Joe Dante’s Gremlins has been a beloved franchise for four decades, with its iconic characters Gizmo and the nefarious gremlins captivating audiences of all ages. Now, a new animated prequel series, Gremlins: Secrets of the Mogwai, has been released on HBO Max, exploring the origins of the beloved mogwai creatures while also telling a standalone story with an all-star vocal cast and eye-catching animation.
From its lizard-brain appeal of Gizmo’s cuteness and the gremlins’ Chuck Jones-inspired mayhem to its cautionary tales about conscientious stewardship of nature and the encroachment of technology, Gremlins has always been simultaneously elemental and malleable. The series’ critique has been extended to capitalism and the chaos that runs amok when attempting to commodify what is not fully understood.
Created by Tze Chun, the 10-episode animated series has dedicated itself to giving Gizmo and his companions a backstory that they probably didn’t require yet still manages to capture the tones and themes of the original films. Set in Shanghai circa 1920, the story follows young Sam Wing, sheltered by his parents who run a medicinal shop, on his quest to protect Gizmo from the evil Riley Greene, who is half-sorcerer and half-industrialist and aware of some particularly wicked uses for mogwai.

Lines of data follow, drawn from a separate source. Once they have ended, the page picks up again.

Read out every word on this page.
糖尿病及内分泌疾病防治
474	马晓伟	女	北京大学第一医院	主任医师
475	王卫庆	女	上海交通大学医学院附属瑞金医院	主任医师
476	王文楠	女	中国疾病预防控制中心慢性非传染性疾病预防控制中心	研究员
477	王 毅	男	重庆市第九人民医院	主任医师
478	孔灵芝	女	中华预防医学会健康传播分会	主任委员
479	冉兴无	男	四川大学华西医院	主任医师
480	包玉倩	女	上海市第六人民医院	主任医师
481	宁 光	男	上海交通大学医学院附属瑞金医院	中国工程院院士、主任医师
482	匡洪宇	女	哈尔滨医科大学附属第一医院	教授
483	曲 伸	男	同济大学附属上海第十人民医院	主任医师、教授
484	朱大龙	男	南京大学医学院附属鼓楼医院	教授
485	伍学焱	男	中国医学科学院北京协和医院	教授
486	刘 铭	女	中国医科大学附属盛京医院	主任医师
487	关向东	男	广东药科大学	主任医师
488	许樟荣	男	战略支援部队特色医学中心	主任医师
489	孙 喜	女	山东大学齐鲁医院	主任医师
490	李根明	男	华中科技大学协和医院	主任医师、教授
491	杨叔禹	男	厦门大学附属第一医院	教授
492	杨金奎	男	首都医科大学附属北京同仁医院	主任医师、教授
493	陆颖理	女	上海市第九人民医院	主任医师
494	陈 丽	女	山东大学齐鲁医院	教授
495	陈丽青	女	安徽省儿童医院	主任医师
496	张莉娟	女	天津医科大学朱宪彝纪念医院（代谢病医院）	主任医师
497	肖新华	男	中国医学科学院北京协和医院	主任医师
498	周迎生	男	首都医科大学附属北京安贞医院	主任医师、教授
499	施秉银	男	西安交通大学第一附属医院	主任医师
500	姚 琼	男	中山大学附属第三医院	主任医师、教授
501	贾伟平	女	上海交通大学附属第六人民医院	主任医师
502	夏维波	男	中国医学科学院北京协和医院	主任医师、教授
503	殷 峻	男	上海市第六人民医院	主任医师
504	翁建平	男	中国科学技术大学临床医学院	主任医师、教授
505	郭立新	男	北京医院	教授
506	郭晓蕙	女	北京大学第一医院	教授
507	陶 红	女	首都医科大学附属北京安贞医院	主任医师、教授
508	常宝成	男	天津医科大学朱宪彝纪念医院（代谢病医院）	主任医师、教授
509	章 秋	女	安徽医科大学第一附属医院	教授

The series offers explanations for where the mogwai came from and expands on the rules for mogwai maintenance. While the expanded mythos may not add much to the overall enjoyment of the series, the infusion of Chinese culture – including the use of goji berries and jiangshi, as well as the costumes and architecture of 1920s Shanghai – helps to avoid Orientalist exoticism that pervaded the films.
What makes Gremlins: Secrets of the Mogwai stand out is its solidly aspirational characterizations and clever dialogue, driven by nods to the original movies but without over-reliance on contemporary pop culture references and meta humor. The series exists in its own particular flavor – one that highlights both the primal appeal of the mogwai and gremlin characters and the emotional gravity of the series’ themes.
While not as scary or giddy as the original Gremlins film, Secrets of the Mogwai has its own appeal, with the cel-shaded animation style and versatile score popping. The animated format makes it easy to just giggle at the spectacle of a pulverized gremlin, and the series has less emotional impact than the original films. Nonetheless, the franchise-correcting authenticity and heart with which Gremlins: Secrets of the Mogwai is done is enough to capture the spirit of the original movies, and fans can’t wait for more.